2. Plasma factor XII stimulates factor XI, which in turn activates factor IX.
3. Factor IX, factor VII, platelet phospholipids, and Ca2+ activate factor X.
4. On the surface of platelets, factor X, factor V, platelet phospholipids, and Ca2+ complex to form prothrombinase.
5. Stages 2 and 3 are activated, and a clot forms. - How does the conducting system of the heart work?
-
1. Action potentials originate in the SA node and travel across the wall of the atrium from the SA node to the AV node.
2. Action potentials pass through the AV node and along the AV bundle, which extends from the AV node, through the fibrous skeleton, into the interventricular septum.
3. The AV bundle divides into right and left bundle branches and action potentials descend to the apex of each ventricle along the bundle branches.
4. Action potentials are carried by the Purkinje fibers from the bundle branches to the ventricular walls. - What are the permeability changes during an action potential in cardiac muscle?
-
1. Depolarization phase:
- Voltage-gated Na+ channels open
- Voltage-gated K+ channels close
- Voltage-gated Ca2+ channels begin to open
2. Early repolarization and plateau phases
- Voltage-gated Na+ channels close
- Some voltage-gated K+ channels open, causing early repolarization
- Voltage gated Ca2+ channels are open, producing the plateau by slowing further repolarization
3. Final repolarization phase
- Voltage-gated Ca2+ channels close
- Many voltage-gated K+ channels open - What are the permeability changes in the pacemaker cells?
-
1. Prepotential
- A small # of Na+ channels are open.
- Voltage-gated K+ channels that opened in the repolarization phase of t he previous action potential are closing.
- Voltage-gated Ca2+ channels begin to open.
2. Depolarization phase
- Voltage-gated Ca2+ channels are open.
- Voltage-gated K+ channels are closed.
3. Repolarization phase
- Voltage-gated Ca2+ channels close.
- Voltage-gated K+ channels open. - What are the steps in the cardiac cycle?
-
1. Systole: period of isovolumic contraction. Ventricular contraction causes AV valves to close, beginning of ventricular systole. Semilunar valves are closed.
2. Systole: period of ejection. Cont. ventricular contraction pushes blood out of the ventricles. Semilunar valves open.
3. Diastole: period of isovolumic relaxation. Blood flowing back toward the relaxed ventricles, semilunar valves close. Beginning of ventricular diastole. AV valves closed.
4. Diastole: passive ventricular filling. AV valves open and blood flows into relaxed ventricles.
5. Diastole: active ventricular filling. Atria contract and complete ventricular filling. - How does the cardiac cycle relate to the PQRST on the ECG?
-
1. Systole- period of isovolumic contraction:
- QRS complex completed, ventricles depolarized. Ventricles begin to contract.
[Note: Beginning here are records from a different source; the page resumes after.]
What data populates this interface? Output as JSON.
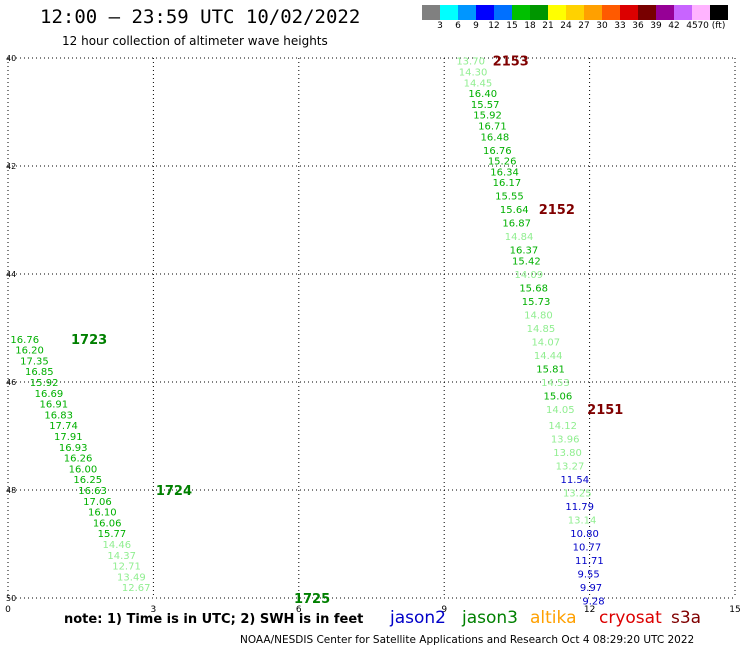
{
  "header": {
    "title": "12:00 – 23:59 UTC 10/02/2022",
    "subtitle": "12 hour collection of altimeter wave heights"
  },
  "color_scale": {
    "boxes": [
      "#808080",
      "#00ffff",
      "#0096ff",
      "#0000ff",
      "#0070ff",
      "#00c000",
      "#009600",
      "#ffff00",
      "#ffd200",
      "#ffa000",
      "#ff5a00",
      "#dc0000",
      "#780000",
      "#960096",
      "#c864ff",
      "#ffb4ff",
      "#000000"
    ],
    "labels": [
      "3",
      "6",
      "9",
      "12",
      "15",
      "18",
      "21",
      "24",
      "27",
      "30",
      "33",
      "36",
      "39",
      "42",
      "45",
      "70 (ft)"
    ]
  },
  "chart_data": {
    "type": "scatter",
    "title": "12:00 – 23:59 UTC 10/02/2022",
    "subtitle": "12 hour collection of altimeter wave heights",
    "x_ticks": [
      "0",
      "3",
      "6",
      "9",
      "12",
      "15"
    ],
    "y_ticks": [
      "40",
      "42",
      "44",
      "46",
      "48",
      "50"
    ],
    "xlim": [
      0,
      15
    ],
    "ylim": [
      40,
      50
    ],
    "y_inverted": true,
    "grid": true,
    "colors": {
      "dark": "#00b000",
      "light": "#90ee90",
      "blue": "#0000c8",
      "pass": "#800000",
      "pass_green": "#008000"
    },
    "series": [
      {
        "name": "pass-right",
        "points": [
          {
            "x": 9.25,
            "y": 40.05,
            "v": "13.70",
            "c": "light"
          },
          {
            "x": 9.3,
            "y": 40.25,
            "v": "14.30",
            "c": "light"
          },
          {
            "x": 9.4,
            "y": 40.45,
            "v": "14.45",
            "c": "light"
          },
          {
            "x": 9.5,
            "y": 40.65,
            "v": "16.40",
            "c": "dark"
          },
          {
            "x": 9.55,
            "y": 40.85,
            "v": "15.57",
            "c": "dark"
          },
          {
            "x": 9.6,
            "y": 41.05,
            "v": "15.92",
            "c": "dark"
          },
          {
            "x": 9.7,
            "y": 41.25,
            "v": "16.71",
            "c": "dark"
          },
          {
            "x": 9.75,
            "y": 41.45,
            "v": "16.48",
            "c": "dark"
          },
          {
            "x": 9.8,
            "y": 41.7,
            "v": "16.76",
            "c": "dark"
          },
          {
            "x": 9.9,
            "y": 41.9,
            "v": "15.26",
            "c": "dark"
          },
          {
            "x": 9.95,
            "y": 42.1,
            "v": "16.34",
            "c": "dark"
          },
          {
            "x": 10.0,
            "y": 42.3,
            "v": "16.17",
            "c": "dark"
          },
          {
            "x": 10.05,
            "y": 42.55,
            "v": "15.55",
            "c": "dark"
          },
          {
            "x": 10.15,
            "y": 42.8,
            "v": "15.64",
            "c": "dark"
          },
          {
            "x": 10.2,
            "y": 43.05,
            "v": "16.87",
            "c": "dark"
          },
          {
            "x": 10.25,
            "y": 43.3,
            "v": "14.84",
            "c": "light"
          },
          {
            "x": 10.35,
            "y": 43.55,
            "v": "16.37",
            "c": "dark"
          },
          {
            "x": 10.4,
            "y": 43.75,
            "v": "15.42",
            "c": "dark"
          },
          {
            "x": 10.45,
            "y": 44.0,
            "v": "14.09",
            "c": "light"
          },
          {
            "x": 10.55,
            "y": 44.25,
            "v": "15.68",
            "c": "dark"
          },
          {
            "x": 10.6,
            "y": 44.5,
            "v": "15.73",
            "c": "dark"
          },
          {
            "x": 10.65,
            "y": 44.75,
            "v": "14.80",
            "c": "light"
          },
          {
            "x": 10.7,
            "y": 45.0,
            "v": "14.85",
            "c": "light"
          },
          {
            "x": 10.8,
            "y": 45.25,
            "v": "14.07",
            "c": "light"
          },
          {
            "x": 10.85,
            "y": 45.5,
            "v": "14.44",
            "c": "light"
          },
          {
            "x": 10.9,
            "y": 45.75,
            "v": "15.81",
            "c": "dark"
          },
          {
            "x": 11.0,
            "y": 46.0,
            "v": "14.53",
            "c": "light"
          },
          {
            "x": 11.05,
            "y": 46.25,
            "v": "15.06",
            "c": "dark"
          },
          {
            "x": 11.1,
            "y": 46.5,
            "v": "14.05",
            "c": "light"
          },
          {
            "x": 11.15,
            "y": 46.8,
            "v": "14.12",
            "c": "light"
          },
          {
            "x": 11.2,
            "y": 47.05,
            "v": "13.96",
            "c": "light"
          },
          {
            "x": 11.25,
            "y": 47.3,
            "v": "13.80",
            "c": "light"
          },
          {
            "x": 11.3,
            "y": 47.55,
            "v": "13.27",
            "c": "light"
          },
          {
            "x": 11.4,
            "y": 47.8,
            "v": "11.54",
            "c": "blue"
          },
          {
            "x": 11.45,
            "y": 48.05,
            "v": "13.25",
            "c": "light"
          },
          {
            "x": 11.5,
            "y": 48.3,
            "v": "11.79",
            "c": "blue"
          },
          {
            "x": 11.55,
            "y": 48.55,
            "v": "13.14",
            "c": "light"
          },
          {
            "x": 11.6,
            "y": 48.8,
            "v": "10.80",
            "c": "blue"
          },
          {
            "x": 11.65,
            "y": 49.05,
            "v": "10.77",
            "c": "blue"
          },
          {
            "x": 11.7,
            "y": 49.3,
            "v": "11.71",
            "c": "blue"
          },
          {
            "x": 11.75,
            "y": 49.55,
            "v": "9.55",
            "c": "blue"
          },
          {
            "x": 11.8,
            "y": 49.8,
            "v": "9.97",
            "c": "blue"
          },
          {
            "x": 11.85,
            "y": 50.05,
            "v": "9.28",
            "c": "blue"
          }
        ]
      },
      {
        "name": "pass-left",
        "points": [
          {
            "x": 0.05,
            "y": 45.2,
            "v": "16.76",
            "c": "dark"
          },
          {
            "x": 0.15,
            "y": 45.4,
            "v": "16.20",
            "c": "dark"
          },
          {
            "x": 0.25,
            "y": 45.6,
            "v": "17.35",
            "c": "dark"
          },
          {
            "x": 0.35,
            "y": 45.8,
            "v": "16.85",
            "c": "dark"
          },
          {
            "x": 0.45,
            "y": 46.0,
            "v": "15.92",
            "c": "dark"
          },
          {
            "x": 0.55,
            "y": 46.2,
            "v": "16.69",
            "c": "dark"
          },
          {
            "x": 0.65,
            "y": 46.4,
            "v": "16.91",
            "c": "dark"
          },
          {
            "x": 0.75,
            "y": 46.6,
            "v": "16.83",
            "c": "dark"
          },
          {
            "x": 0.85,
            "y": 46.8,
            "v": "17.74",
            "c": "dark"
          },
          {
            "x": 0.95,
            "y": 47.0,
            "v": "17.91",
            "c": "dark"
          },
          {
            "x": 1.05,
            "y": 47.2,
            "v": "16.93",
            "c": "dark"
          },
          {
            "x": 1.15,
            "y": 47.4,
            "v": "16.26",
            "c": "dark"
          },
          {
            "x": 1.25,
            "y": 47.6,
            "v": "16.00",
            "c": "dark"
          },
          {
            "x": 1.35,
            "y": 47.8,
            "v": "16.25",
            "c": "dark"
          },
          {
            "x": 1.45,
            "y": 48.0,
            "v": "16.63",
            "c": "dark"
          },
          {
            "x": 1.55,
            "y": 48.2,
            "v": "17.06",
            "c": "dark"
          },
          {
            "x": 1.65,
            "y": 48.4,
            "v": "16.10",
            "c": "dark"
          },
          {
            "x": 1.75,
            "y": 48.6,
            "v": "16.06",
            "c": "dark"
          },
          {
            "x": 1.85,
            "y": 48.8,
            "v": "15.77",
            "c": "dark"
          },
          {
            "x": 1.95,
            "y": 49.0,
            "v": "14.46",
            "c": "light"
          },
          {
            "x": 2.05,
            "y": 49.2,
            "v": "14.37",
            "c": "light"
          },
          {
            "x": 2.15,
            "y": 49.4,
            "v": "12.71",
            "c": "light"
          },
          {
            "x": 2.25,
            "y": 49.6,
            "v": "13.49",
            "c": "light"
          },
          {
            "x": 2.35,
            "y": 49.8,
            "v": "12.67",
            "c": "light"
          }
        ]
      }
    ],
    "pass_labels": [
      {
        "text": "2153",
        "x": 10.0,
        "y": 40.05,
        "c": "pass"
      },
      {
        "text": "2152",
        "x": 10.95,
        "y": 42.8,
        "c": "pass"
      },
      {
        "text": "2151",
        "x": 11.95,
        "y": 46.5,
        "c": "pass"
      },
      {
        "text": "1723",
        "x": 1.3,
        "y": 45.2,
        "c": "pass_green"
      },
      {
        "text": "1724",
        "x": 3.05,
        "y": 48.0,
        "c": "pass_green"
      },
      {
        "text": "1725",
        "x": 5.9,
        "y": 50.0,
        "c": "pass_green"
      }
    ]
  },
  "legend": {
    "note": "note: 1) Time is in UTC; 2) SWH is in feet",
    "missions": [
      {
        "name": "jason2",
        "color": "#0000c8"
      },
      {
        "name": "jason3",
        "color": "#008000"
      },
      {
        "name": "altika",
        "color": "#ffa000"
      },
      {
        "name": "cryosat",
        "color": "#dc0000"
      },
      {
        "name": "s3a",
        "color": "#800000"
      }
    ]
  },
  "footer": "NOAA/NESDIS Center for Satellite Applications and Research   Oct  4 08:29:20 UTC 2022"
}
- atrial repolarization masked by QRS complex. Atria are relaxed.
2. Systole- period of ejection:
- T wave results from ventricular repolarization.
3. Diastole- period of isolumic relaxation:
- T wave is completes and ventricles repolarized/relaxed.
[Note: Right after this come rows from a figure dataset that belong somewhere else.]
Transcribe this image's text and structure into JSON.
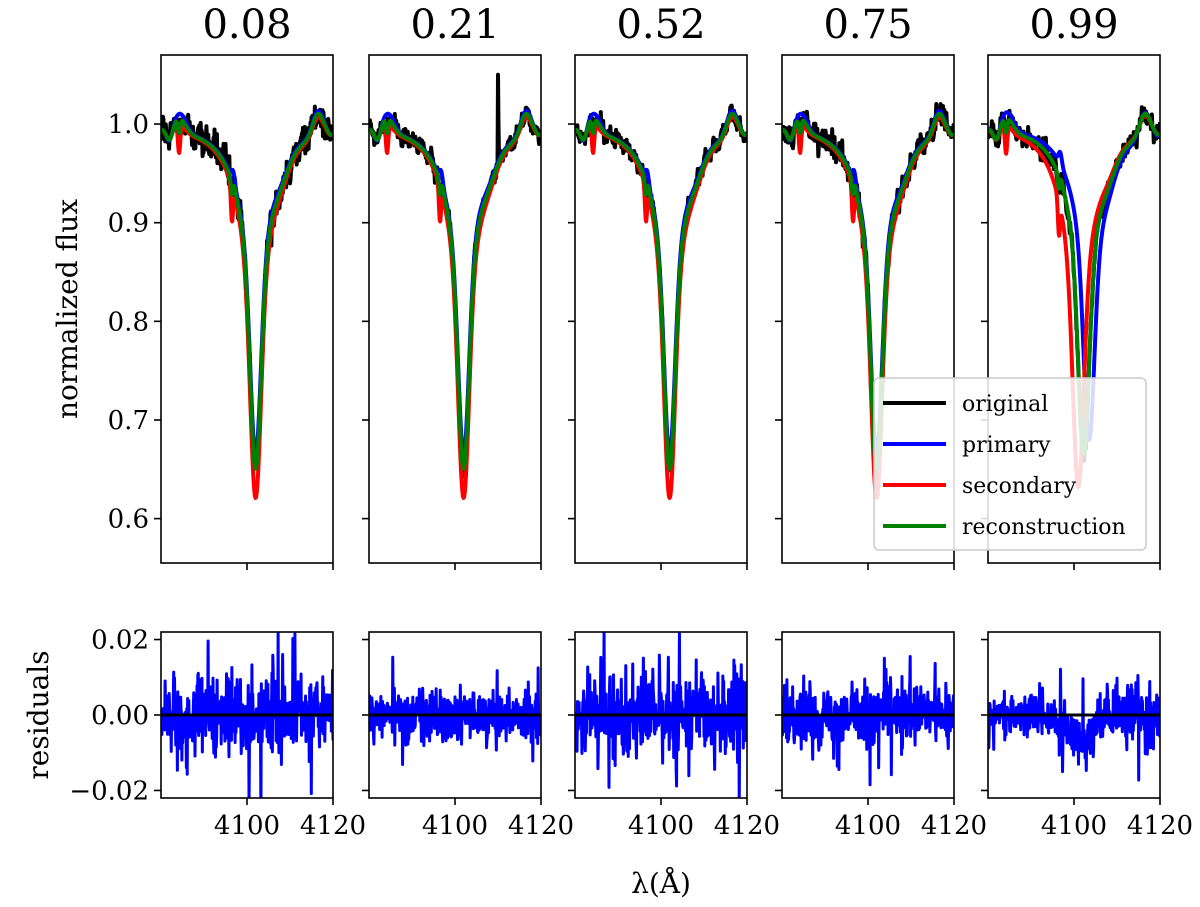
{
  "chart_data": {
    "type": "line",
    "panels": [
      {
        "phase": "0.08",
        "primary_center": 4102.0,
        "secondary_center": 4102.0,
        "recon_min": 0.655,
        "primary_min": 0.665,
        "secondary_min": 0.63,
        "residual_amp": 0.018
      },
      {
        "phase": "0.21",
        "primary_center": 4102.0,
        "secondary_center": 4102.0,
        "recon_min": 0.655,
        "primary_min": 0.665,
        "secondary_min": 0.63,
        "residual_amp": 0.012
      },
      {
        "phase": "0.52",
        "primary_center": 4102.0,
        "secondary_center": 4102.0,
        "recon_min": 0.655,
        "primary_min": 0.665,
        "secondary_min": 0.63,
        "residual_amp": 0.02
      },
      {
        "phase": "0.75",
        "primary_center": 4102.0,
        "secondary_center": 4102.0,
        "recon_min": 0.655,
        "primary_min": 0.665,
        "secondary_min": 0.63,
        "residual_amp": 0.014
      },
      {
        "phase": "0.99",
        "primary_center": 4103.5,
        "secondary_center": 4101.0,
        "recon_min": 0.67,
        "primary_min": 0.68,
        "secondary_min": 0.64,
        "residual_amp": 0.012
      }
    ],
    "top_y_ticks": [
      "1.0",
      "0.9",
      "0.8",
      "0.7",
      "0.6"
    ],
    "top_y_values": [
      1.0,
      0.9,
      0.8,
      0.7,
      0.6
    ],
    "top_ylim": [
      0.555,
      1.07
    ],
    "bottom_y_ticks": [
      "0.02",
      "0.00",
      "−0.02"
    ],
    "bottom_y_values": [
      0.02,
      0.0,
      -0.02
    ],
    "bottom_ylim": [
      -0.022,
      0.022
    ],
    "x_ticks": [
      "4100",
      "4120"
    ],
    "x_values": [
      4100,
      4120
    ],
    "xlim": [
      4080,
      4120
    ],
    "ylabel_top": "normalized flux",
    "ylabel_bottom": "residuals",
    "xlabel": "λ(Å)",
    "series": [
      {
        "name": "original",
        "color": "#000000"
      },
      {
        "name": "primary",
        "color": "#0000ff"
      },
      {
        "name": "secondary",
        "color": "#ff0000"
      },
      {
        "name": "reconstruction",
        "color": "#008000"
      }
    ],
    "legend_location": "lower-right of panel 4"
  }
}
4. Diastole- passive ventricular filling:
- P wave is produced when SA node generates action potentials and a wave of depolarization begins to propagate across the atria.
5. Diastole- active ventricular filling:
- P wave completed, atria stimulated to contract.
-QRS complex begins as action potentials are propagated from the AV node to ventricles.